Published Saturday, November 03, 2012
A pair of unsuccessful Georgia congressional candidates have taken up a new challenge that may be even more daunting than cracking the membership of the nation’s most exclusive club.
Gaining entry in Congress is difficult, but 535 members have won their seats there. So far, almost no one has reached the distinction this duo seeks, solving the country’s debt problem.
Last week, Rick Allen, who barely lost the Republican nomination in the 12th District, and Martha Zollar, edged out of the GOP nod in the 9th, announced they had teamed up to co-chair the Campaign to Fix the Debt.
Two renegade legislators have joined them, Rep. Ben Harbin, R-Martinez, and Sen. Josh McKoon, R-Columbus.
Harbin has some relevant experience as the first Republican chairman of the Georgia House Appropriations Committee in 13 decades. But House Speaker David Ralston cut him loose from the post, leaving Harbin in a position to be as candid as he wants.
McKoon, still a freshman, started off being candid by sponsoring legislation to prohibit legislators from accepting gifts from lobbyists. Although the leadership in the House and Senate eventually came around to his position after an overwhelming straw poll during the primary, they didn’t get there joyfully.
Maybe this is the right combination of people to champion debt reduction.
The two co-chairs also bring another quality, time.
“We both have a little time on our hands right now,” Allen quipped. “She was run off, and so was I.”
Besides coming up short in close contests, Allen and Zollar have the perspective of having touched base with a lot of people recently.
“We both know a lot. Let me tell you: You travel the 12th district, and this is on everyone’s mind,” he said.
Fix the Debt aims to organize in key states in an effort to apply a grassroots squeeze to those who are in Congress during the post-election, lame-duck session and President Barack Obama.
“If they’re pressed by their constituents, then you’ll see action,” Allen said.

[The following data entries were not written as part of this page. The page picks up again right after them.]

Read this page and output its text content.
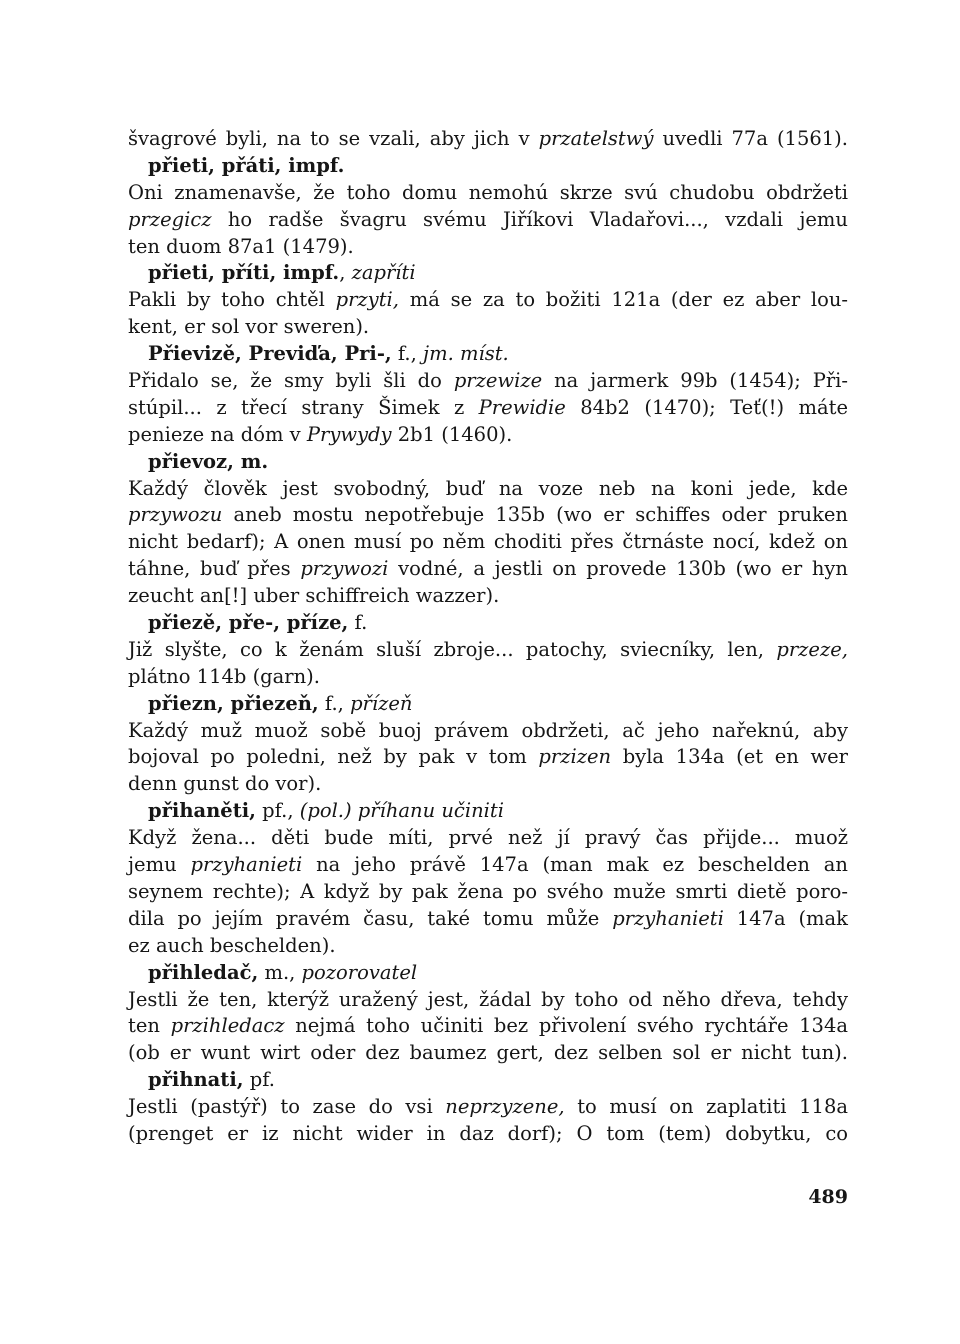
švagrové byli, na to se vzali, aby jich v przatelstwý uvedli 77a (1561).
přieti, přáti, impf.
Oni znamenavše, že toho domu nemohú skrze svú chudobu obdržeti
przegicz ho radše švagru svému Jiříkovi Vladařovi..., vzdali jemu
ten duom 87a1 (1479).
přieti, příti, impf., zapříti
Pakli by toho chtěl przyti, má se za to božiti 121a (der ez aber lou-
kent, er sol vor sweren).
Přievizě, Previďa, Pri-, f., jm. míst.
Přidalo se, že smy byli šli do przewize na jarmerk 99b (1454); Při-
stúpil... z třecí strany Šimek z Prewidie 84b2 (1470); Teť(!) máte
penieze na dóm v Prywydy 2b1 (1460).
přievoz, m.
Každý člověk jest svobodný, buď na voze neb na koni jede, kde
przywozu aneb mostu nepotřebuje 135b (wo er schiffes oder pruken
nicht bedarf); A onen musí po něm choditi přes čtrnáste nocí, kdež on
táhne, buď přes przywozi vodné, a jestli on provede 130b (wo er hyn
zeucht an[!] uber schiffreich wazzer).
přiezě, pře-, příze, f.
Již slyšte, co k ženám sluší zbroje... patochy, sviecníky, len, przeze,
plátno 114b (garn).
přiezn, přiezeň, f., přízeň
Každý muž muož sobě buoj právem obdržeti, ač jeho nařeknú, aby
bojoval po poledni, než by pak v tom przizen byla 134a (et en wer
denn gunst do vor).
přihaněti, pf., (pol.) příhanu učiniti
Když žena... děti bude míti, prvé než jí pravý čas přijde... muož
jemu przyhanieti na jeho právě 147a (man mak ez beschelden an
seynem rechte); A když by pak žena po svého muže smrti dietě poro-
dila po jejím pravém času, také tomu může przyhanieti 147a (mak
ez auch beschelden).
přihledač, m., pozorovatel
Jestli že ten, kterýž uražený jest, žádal by toho od něho dřeva, tehdy
ten przihledacz nejmá toho učiniti bez přivolení svého rychtáře 134a
(ob er wunt wirt oder dez baumez gert, dez selben sol er nicht tun).
přihnati, pf.
Jestli (pastýř) to zase do vsi neprzyzene, to musí on zaplatiti 118a
(prenget er iz nicht wider in daz dorf); O tom (tem) dobytku, co
489
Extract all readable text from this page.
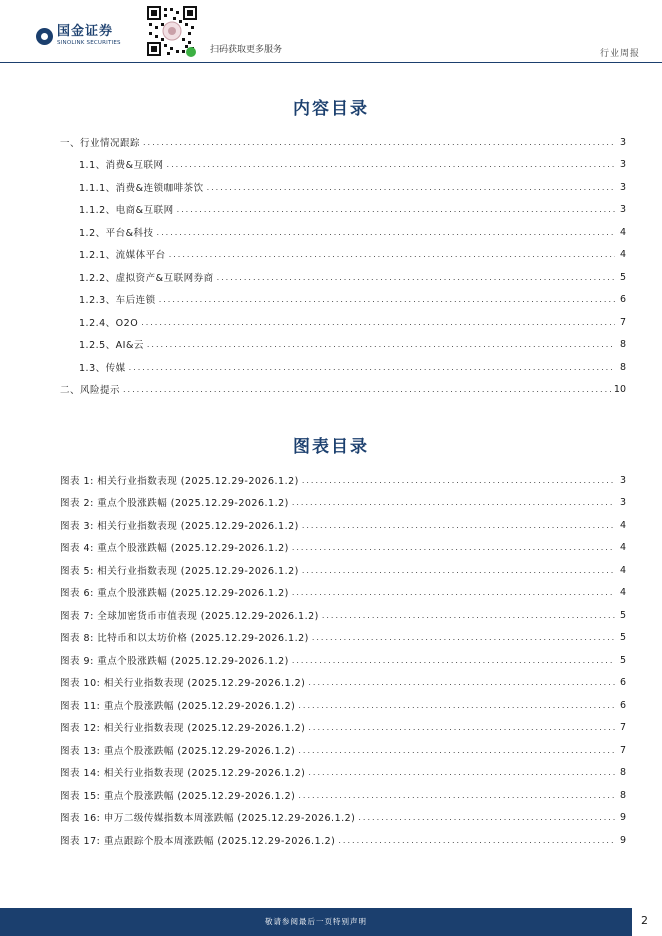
国金证券
SINOLINK SECURITIES
扫码获取更多服务	行业周报
内容目录
一、行业情况跟踪 .....	3
1.1、消费&互联网 .....	3
1.1.1、消费&连锁咖啡茶饮 .....	3
1.1.2、电商&互联网 .....	3
1.2、平台&科技 .....	4
1.2.1、流媒体平台 .....	4
1.2.2、虚拟资产&互联网券商 .....	5
1.2.3、车后连锁 .....	6
1.2.4、O2O .....	7
1.2.5、AI&云 .....	8
1.3、传媒 .....	8
二、风险提示 .....	10
图表目录
图表 1: 相关行业指数表现 (2025.12.29-2026.1.2) .....	3
图表 2: 重点个股涨跌幅 (2025.12.29-2026.1.2) .....	3
图表 3: 相关行业指数表现 (2025.12.29-2026.1.2) .....	4
图表 4: 重点个股涨跌幅 (2025.12.29-2026.1.2) .....	4
图表 5: 相关行业指数表现 (2025.12.29-2026.1.2) .....	4
图表 6: 重点个股涨跌幅 (2025.12.29-2026.1.2) .....	4
图表 7: 全球加密货币市值表现 (2025.12.29-2026.1.2) .....	5
图表 8: 比特币和以太坊价格 (2025.12.29-2026.1.2) .....	5
图表 9: 重点个股涨跌幅 (2025.12.29-2026.1.2) .....	5
图表 10: 相关行业指数表现 (2025.12.29-2026.1.2) .....	6
图表 11: 重点个股涨跌幅 (2025.12.29-2026.1.2) .....	6
图表 12: 相关行业指数表现 (2025.12.29-2026.1.2) .....	7
图表 13: 重点个股涨跌幅 (2025.12.29-2026.1.2) .....	7
图表 14: 相关行业指数表现 (2025.12.29-2026.1.2) .....	8
图表 15: 重点个股涨跌幅 (2025.12.29-2026.1.2) .....	8
图表 16: 申万二级传媒指数本周涨跌幅 (2025.12.29-2026.1.2) .....	9
图表 17: 重点跟踪个股本周涨跌幅 (2025.12.29-2026.1.2) .....	9
敬请参阅最后一页特别声明	2
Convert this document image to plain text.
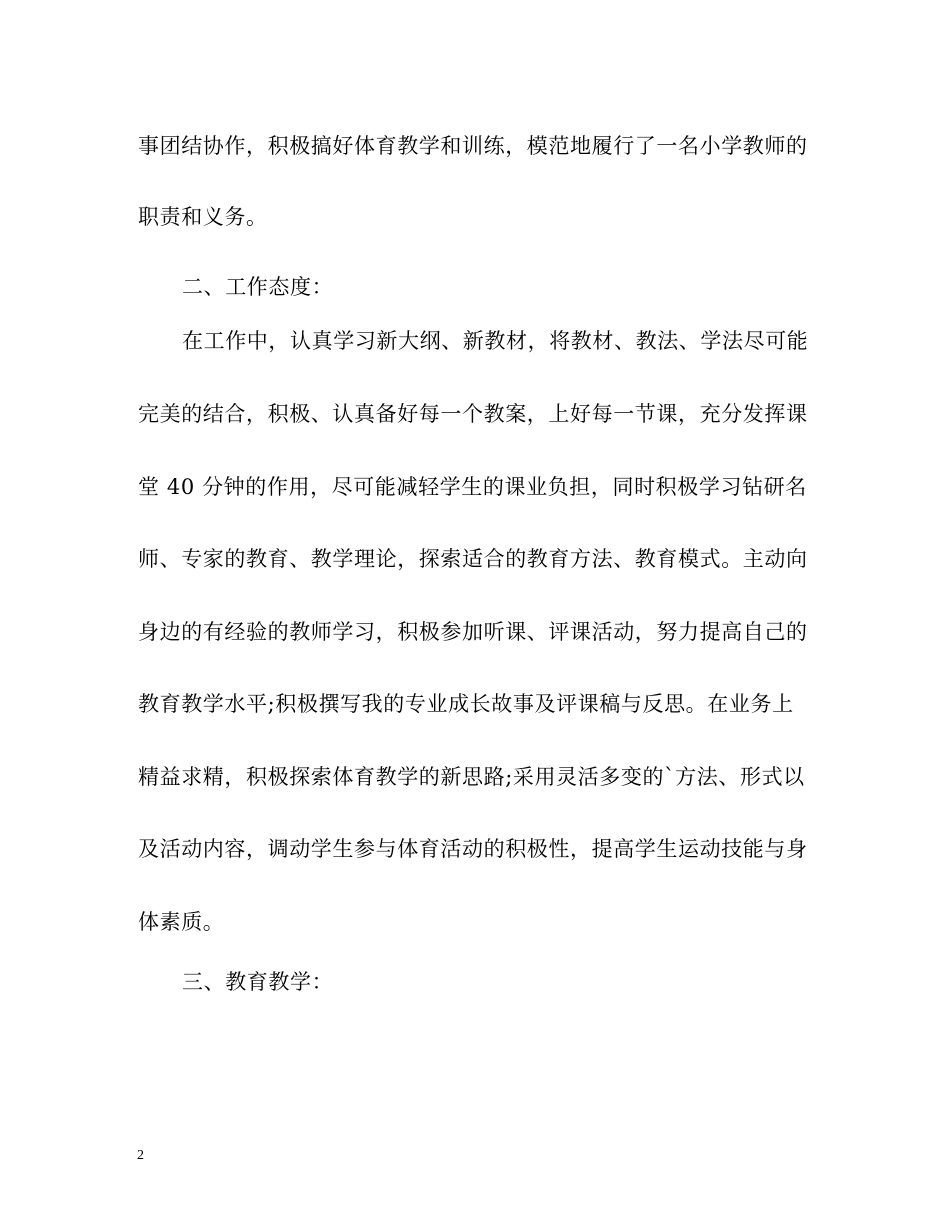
事团结协作，积极搞好体育教学和训练，模范地履行了一名小学教师的
职责和义务。
二、工作态度：
在工作中，认真学习新大纲、新教材，将教材、教法、学法尽可能
完美的结合，积极、认真备好每一个教案，上好每一节课，充分发挥课
堂 40 分钟的作用，尽可能减轻学生的课业负担，同时积极学习钻研名
师、专家的教育、教学理论，探索适合的教育方法、教育模式。主动向
身边的有经验的教师学习，积极参加听课、评课活动，努力提高自己的
教育教学水平;积极撰写我的专业成长故事及评课稿与反思。在业务上
精益求精，积极探索体育教学的新思路;采用灵活多变的`方法、形式以
及活动内容，调动学生参与体育活动的积极性，提高学生运动技能与身
体素质。
三、教育教学：
2
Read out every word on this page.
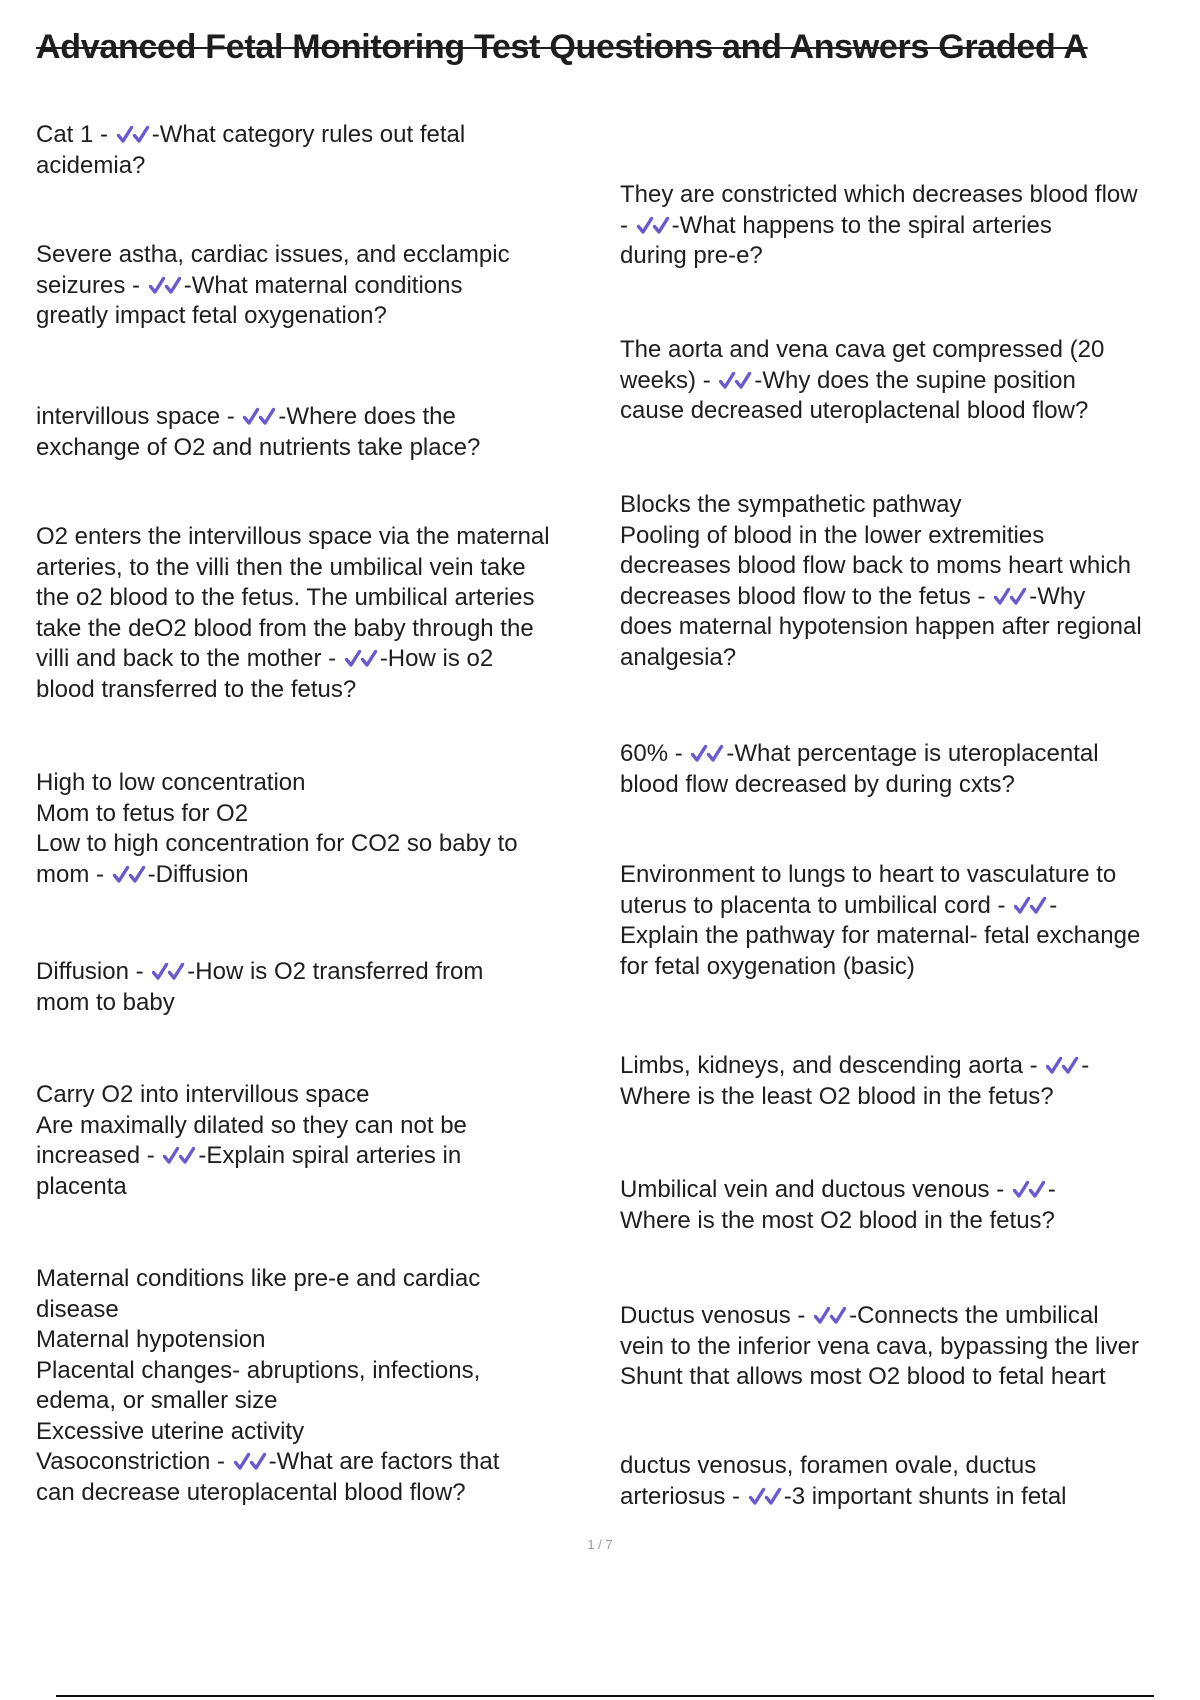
Advanced Fetal Monitoring Test Questions and Answers Graded A
Cat 1 - -What category rules out fetal
acidemia?
Severe astha, cardiac issues, and ecclampic
seizures - -What maternal conditions
greatly impact fetal oxygenation?
intervillous space - -Where does the
exchange of O2 and nutrients take place?
O2 enters the intervillous space via the maternal
arteries, to the villi then the umbilical vein take
the o2 blood to the fetus. The umbilical arteries
take the deO2 blood from the baby through the
villi and back to the mother - -How is o2
blood transferred to the fetus?
High to low concentration
Mom to fetus for O2
Low to high concentration for CO2 so baby to
mom - -Diffusion
Diffusion - -How is O2 transferred from
mom to baby
Carry O2 into intervillous space
Are maximally dilated so they can not be
increased - -Explain spiral arteries in
placenta
Maternal conditions like pre-e and cardiac
disease
Maternal hypotension
Placental changes- abruptions, infections,
edema, or smaller size
Excessive uterine activity
Vasoconstriction - -What are factors that
can decrease uteroplacental blood flow?
They are constricted which decreases blood flow
- -What happens to the spiral arteries
during pre-e?
The aorta and vena cava get compressed (20
weeks) - -Why does the supine position
cause decreased uteroplactenal blood flow?
Blocks the sympathetic pathway
Pooling of blood in the lower extremities
decreases blood flow back to moms heart which
decreases blood flow to the fetus - -Why
does maternal hypotension happen after regional
analgesia?
60% - -What percentage is uteroplacental
blood flow decreased by during cxts?
Environment to lungs to heart to vasculature to
uterus to placenta to umbilical cord - -
Explain the pathway for maternal- fetal exchange
for fetal oxygenation (basic)
Limbs, kidneys, and descending aorta - -
Where is the least O2 blood in the fetus?
Umbilical vein and ductous venous - -
Where is the most O2 blood in the fetus?
Ductus venosus - -Connects the umbilical
vein to the inferior vena cava, bypassing the liver
Shunt that allows most O2 blood to fetal heart
ductus venosus, foramen ovale, ductus
arteriosus - -3 important shunts in fetal
1 / 7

It’s not that the president and members of Congress don’t at least give lip service to reducing the deficit, Allen acknowledges. It’s that no one agrees on the solution.
Obama and his fellow Democrats call for raising taxes on upper-income Americans. Republicans like Allen and Zollar demand that spending be cut instead.
Fix the Debt is a bipartisan group aligned with the Concord Coalition that champions the Simpson-Bowles plan for coordinated spending cuts and tax hikes through the elimination of deductions.
Allen, though, when quizzed just a few days into his task told a reporter that only Republican presidential nominee Mitt Romney’s plan of spending cuts would satisfy him. That’s because he thinks everyone who isn’t poor and too disabled to work should pay something in taxes.
“I don’t think we have poor people in this country, I’ll be honest with you,” Allen said.
While he might have gotten off message, Allen has the energy of a candidate and the experience of a business owner to help deliver the campaign’s message.
With the “fiscal cliff” looming despite Obama’s comments in the last debate that “it won’t happen,” federal officials are focused on the problem. This new campaign’s online petition, letter-writing push and tea-party type rallies may convince them that the public is willing to support compromise by both parties.
(Walter Jones is the bureau chief for the Morris News Service in Atlanta.)